For true believers in the ultimate triumph of Marxism-Leninism, it would be hard to imagine then that both the GDR and its powerful athletic machine would come to an abrupt and unceremonious end just 13 years later.
Nov. 9, 2019 marks the 30th anniversary of the fall of the Berlin Wall. That seminal 1989 event sparked East Germany’s reunification with West Germany, as well as the demise of communism in the Soviet Union and its other Eastern Bloc satellite states.

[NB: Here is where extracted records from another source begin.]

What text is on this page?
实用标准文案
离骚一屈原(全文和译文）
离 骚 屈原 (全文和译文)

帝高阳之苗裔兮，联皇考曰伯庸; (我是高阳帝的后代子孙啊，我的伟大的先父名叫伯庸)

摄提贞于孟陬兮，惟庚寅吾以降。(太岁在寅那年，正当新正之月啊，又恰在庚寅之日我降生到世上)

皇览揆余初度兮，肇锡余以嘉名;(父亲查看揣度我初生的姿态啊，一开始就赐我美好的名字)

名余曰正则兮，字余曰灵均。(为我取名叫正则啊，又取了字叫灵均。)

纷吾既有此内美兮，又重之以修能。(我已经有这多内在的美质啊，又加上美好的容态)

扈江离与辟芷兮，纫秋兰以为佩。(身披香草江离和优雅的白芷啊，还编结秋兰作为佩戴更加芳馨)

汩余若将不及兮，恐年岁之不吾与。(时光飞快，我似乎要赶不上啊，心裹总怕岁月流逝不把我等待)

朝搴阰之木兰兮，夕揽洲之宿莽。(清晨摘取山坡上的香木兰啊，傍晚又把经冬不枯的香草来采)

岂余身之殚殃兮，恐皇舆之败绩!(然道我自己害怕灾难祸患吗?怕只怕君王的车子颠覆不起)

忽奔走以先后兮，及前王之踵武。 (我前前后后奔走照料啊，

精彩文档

The Berlin Wall was built by the East German government in August 1961 to seal off East Berlin from the part of the city occupied by the three main Western powers after World War II to prevent mass illegal immigration to the West.
Confessions from coaches and doctors, whistleblower revelations and the opening of the Stasi archives sealed East Germany’s infamy for creating the most comprehensive state-sponsored doping system in the history of international athletics.

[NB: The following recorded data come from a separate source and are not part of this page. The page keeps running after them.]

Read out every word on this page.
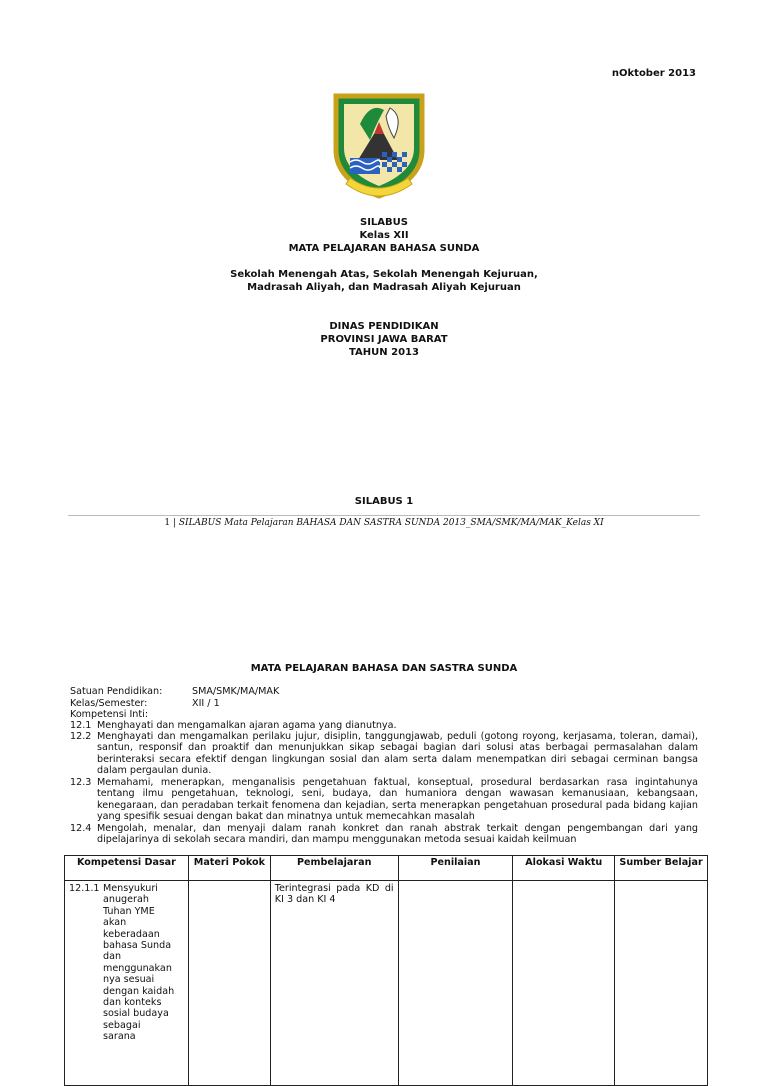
nOktober 2013
SILABUS
Kelas XII
MATA PELAJARAN BAHASA SUNDA
Sekolah Menengah Atas, Sekolah Menengah Kejuruan,
Madrasah Aliyah, dan Madrasah Aliyah Kejuruan
DINAS PENDIDIKAN
PROVINSI JAWA BARAT
TAHUN 2013
SILABUS 1
1 | SILABUS Mata Pelajaran BAHASA DAN SASTRA SUNDA 2013_SMA/SMK/MA/MAK_Kelas XI
MATA PELAJARAN BAHASA DAN SASTRA SUNDA
Satuan Pendidikan:	SMA/SMK/MA/MAK
Kelas/Semester:	XII / 1
Kompetensi Inti:
12.1 Menghayati dan mengamalkan ajaran agama yang dianutnya.
12.2 Menghayati dan mengamalkan perilaku jujur, disiplin, tanggungjawab, peduli (gotong royong, kerjasama, toleran, damai), santun, responsif dan proaktif dan menunjukkan sikap sebagai bagian dari solusi atas berbagai permasalahan dalam berinteraksi secara efektif dengan lingkungan sosial dan alam serta dalam menempatkan diri sebagai cerminan bangsa dalam pergaulan dunia.
12.3 Memahami, menerapkan, menganalisis pengetahuan faktual, konseptual, prosedural berdasarkan rasa ingintahunya tentang ilmu pengetahuan, teknologi, seni, budaya, dan humaniora dengan wawasan kemanusiaan, kebangsaan, kenegaraan, dan peradaban terkait fenomena dan kejadian, serta menerapkan pengetahuan prosedural pada bidang kajian yang spesifik sesuai dengan bakat dan minatnya untuk memecahkan masalah
12.4 Mengolah, menalar, dan menyaji dalam ranah konkret dan ranah abstrak terkait dengan pengembangan dari yang dipelajarinya di sekolah secara mandiri, dan mampu menggunakan metoda sesuai kaidah keilmuan
Kompetensi Dasar	Materi Pokok	Pembelajaran	Penilaian	Alokasi Waktu	Sumber Belajar

12.1.1 Mensyukuri anugerah Tuhan YME akan keberadaan bahasa Sunda dan menggunakan nya sesuai dengan kaidah dan konteks sosial budaya sebagai sarana		Terintegrasi pada KD di KI 3 dan KI 4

What is evident today is that modern Germany, despite having done considerable penance for the horrors of the Nazi regime and World War II, has struggled with how best to confront the tainted achievements and body-destroying effects of elite GDR sports.
State Plan 14.25, secretly launched in 1974, mandated the systemic use of performance-enhancing drugs for East German Olympic aspirants, including some pre-pubescent children. It was authorized by GDR sports minister Manfred Ewald, a former Hitler Youth leader, and implemented by Dr. Manfred Hoeppner, the state director of sports medicine, and the nation’s top scientists. The East Germans had already been doping since the 1960s.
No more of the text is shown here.